The odds of this poll being off enough to be wrong in these results is practically zero. Mason-Dixon is a reputable polling agency (they have an A- minus rating at FiveThirtyEight) and while primaries are trickier to poll than general elections, a 22-point gap is huge (especially in the context of early voting having already started).
So, I would say that Cheney deserves recognition for putting at least her short-term, and perhaps longer-term, political career on the line here to stand up for basic democratic practices and in pursuit of the public presentation of the facts about January 6th. She has behaved in public the way more craven politicians like Kevin McCarthy behaved behind closed doors (until it became clear to him that the route his Precious (e.g., the Speakership) ran through Mar-a-Lago, not through protecting American democracy).

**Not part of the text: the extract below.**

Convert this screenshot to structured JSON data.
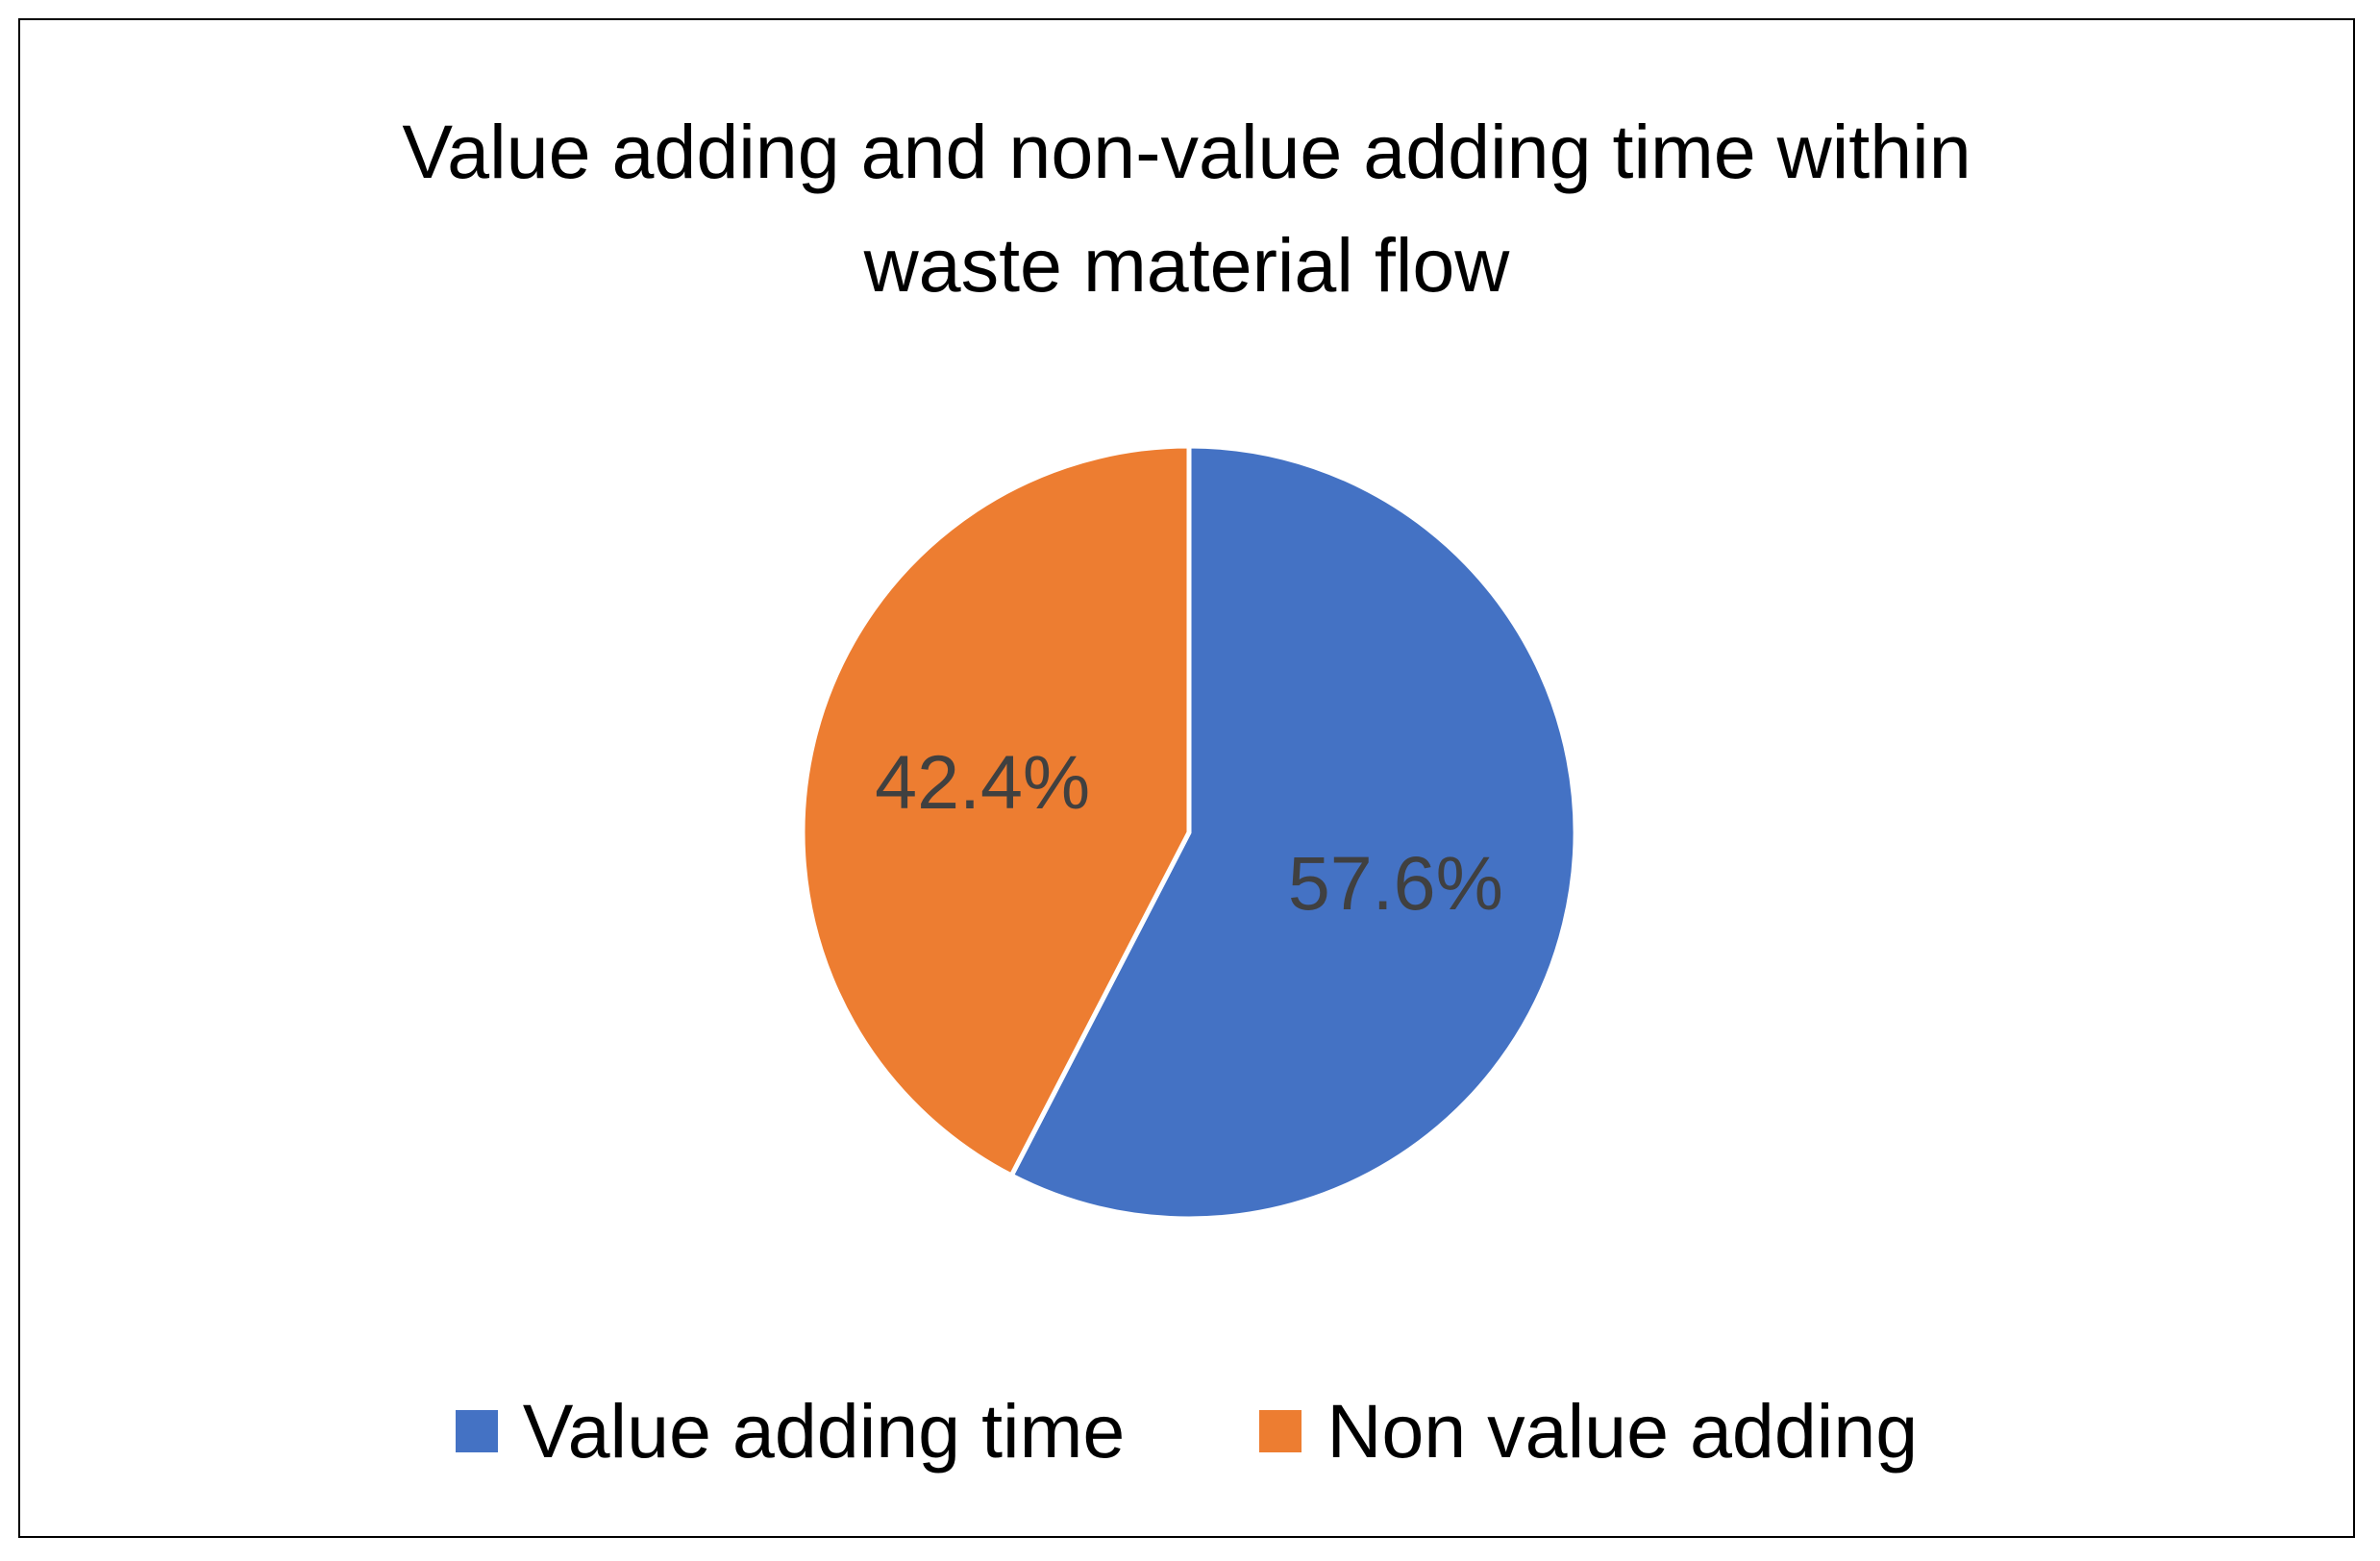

In regards to the possibility of Cheney running as an independent in November, Wyoming has a “sore loser” law that would preclude her from losing the primary and then running as an independent in the general election. If she wanted to go that route, she would have had to have skipped the GOP primary. In truth, the polling related to the primary suggests to me that she would have had a hard time winning that way (really, impossible). Even if the Democrats did not run a candidate and threw support behind Cheney, the state is so overwhelmingly Republican, with Republican support overwhelmingly against Cheney that the math just doesn’t work. (Plus, if Wyoming Dems endorsed here, that would just be more evidence of her traitor status).

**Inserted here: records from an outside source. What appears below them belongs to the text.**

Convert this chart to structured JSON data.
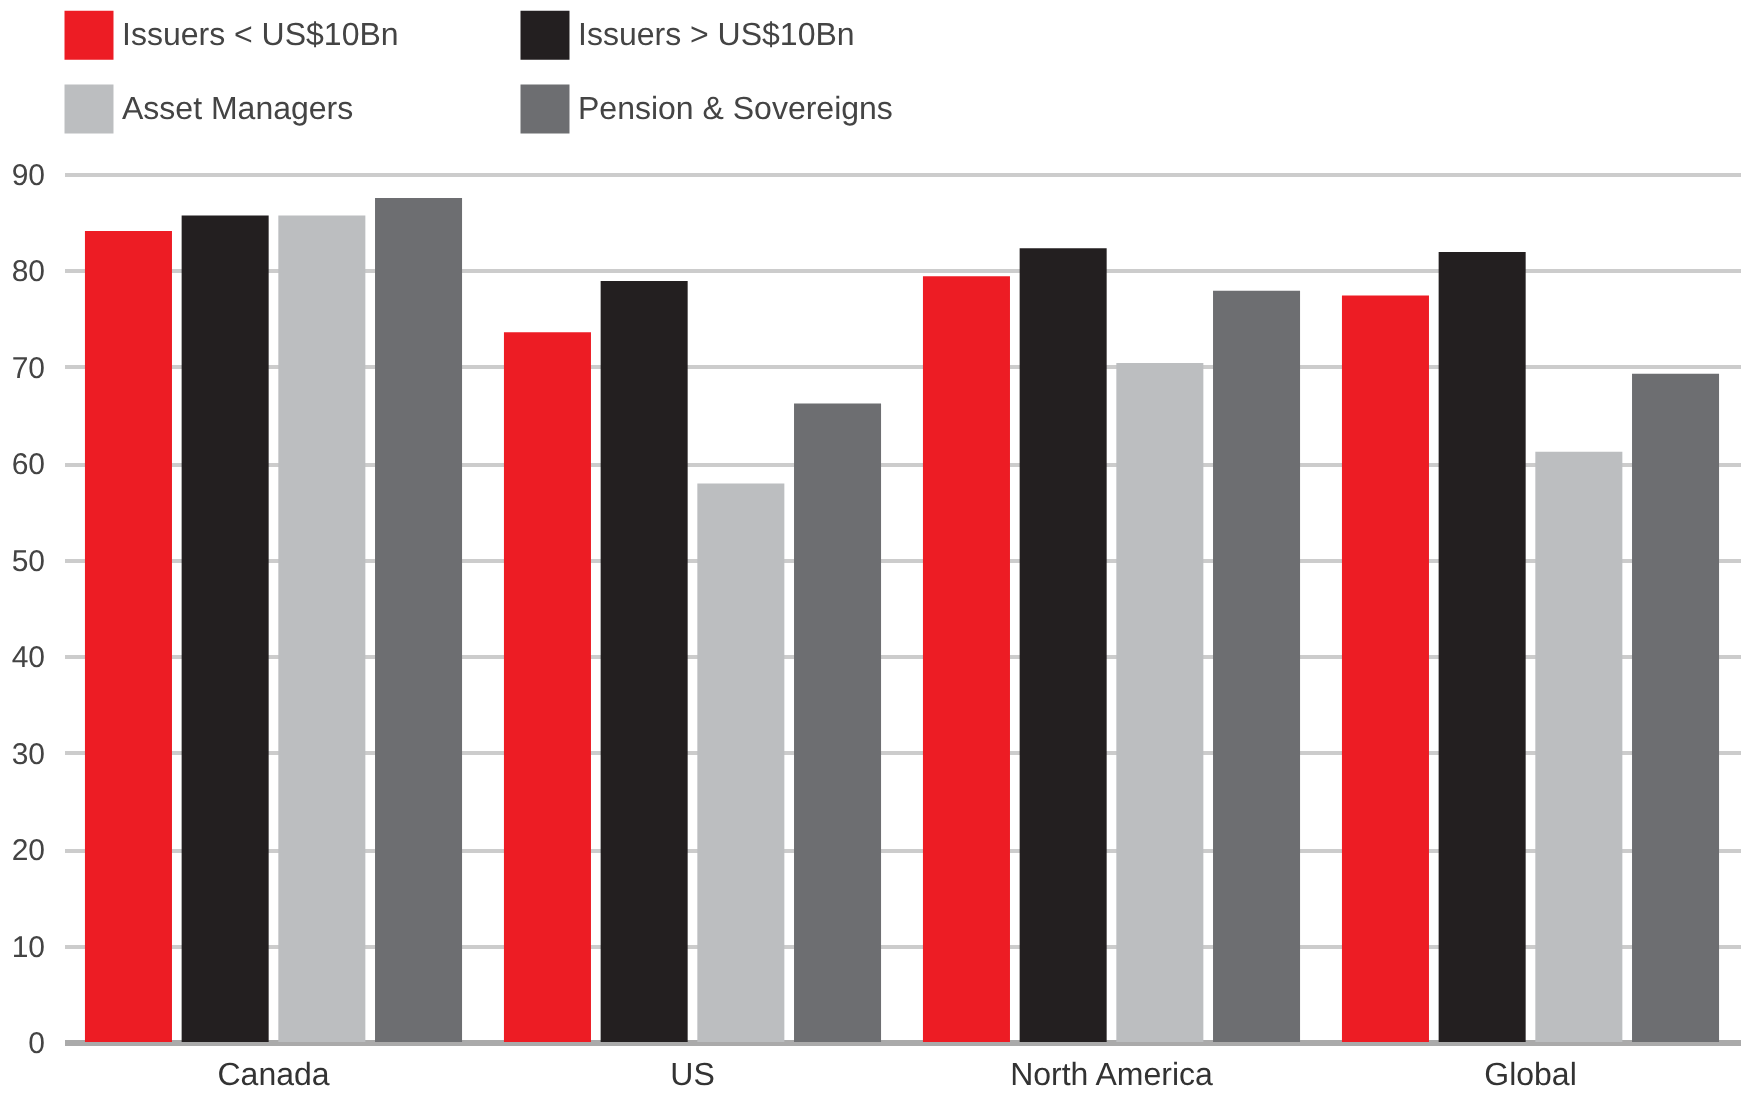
{
  "chart_data": {
    "type": "bar",
    "categories": [
      "Canada",
      "US",
      "North America",
      "Global"
    ],
    "series": [
      {
        "name": "Issuers < US$10Bn",
        "color": "#ed1c24",
        "values": [
          84.1,
          73.6,
          79.4,
          77.4
        ]
      },
      {
        "name": "Issuers > US$10Bn",
        "color": "#231f20",
        "values": [
          85.7,
          78.9,
          82.3,
          81.9
        ]
      },
      {
        "name": "Asset Managers",
        "color": "#bcbec0",
        "values": [
          85.7,
          57.9,
          70.4,
          61.2
        ]
      },
      {
        "name": "Pension & Sovereigns",
        "color": "#6d6e71",
        "values": [
          87.5,
          66.2,
          77.9,
          69.3
        ]
      }
    ],
    "ylim": [
      0,
      90
    ],
    "yticks": [
      0,
      10,
      20,
      30,
      40,
      50,
      60,
      70,
      80,
      90
    ],
    "grid": "y",
    "legend": "top"
  }
}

So, unlike Mike Pence, who is trying to have his cake and eat it too (i.e., he deserves credit for doing the right thing on January 6th, 2021 in the face of pressure from Trump, he also wants to leverage his time in the Trump administration to his political advantage–not to mention that he helped lend legitimacy to Trump’s initial run for office, and later to the administration as veep). A remarkable thing about Pence is that he seems to think he has a shot at being the GOP presidential nominee at some point, and therefore maybe be president (denial is not just a river in Egypt, as the saying goes). However, I honestly think his chances of using the Trump presidency as a pathway to the Oval Office were always slim. Consider that he was always a bit of a lightweight and, really, the vice presidency is far from an automatic pathway to the White House. Further, he isn’t MAGA enough to be Trump 2.0. That is a job for someone like DeSantis.
This is all the more true now that a chunk of MAGA-Americans think that he betrayed them. If Pence wanted to go down in history in a positive way, he would be fully cooperating with the January 6th committee. Instead, he clings to vain hopes of being president.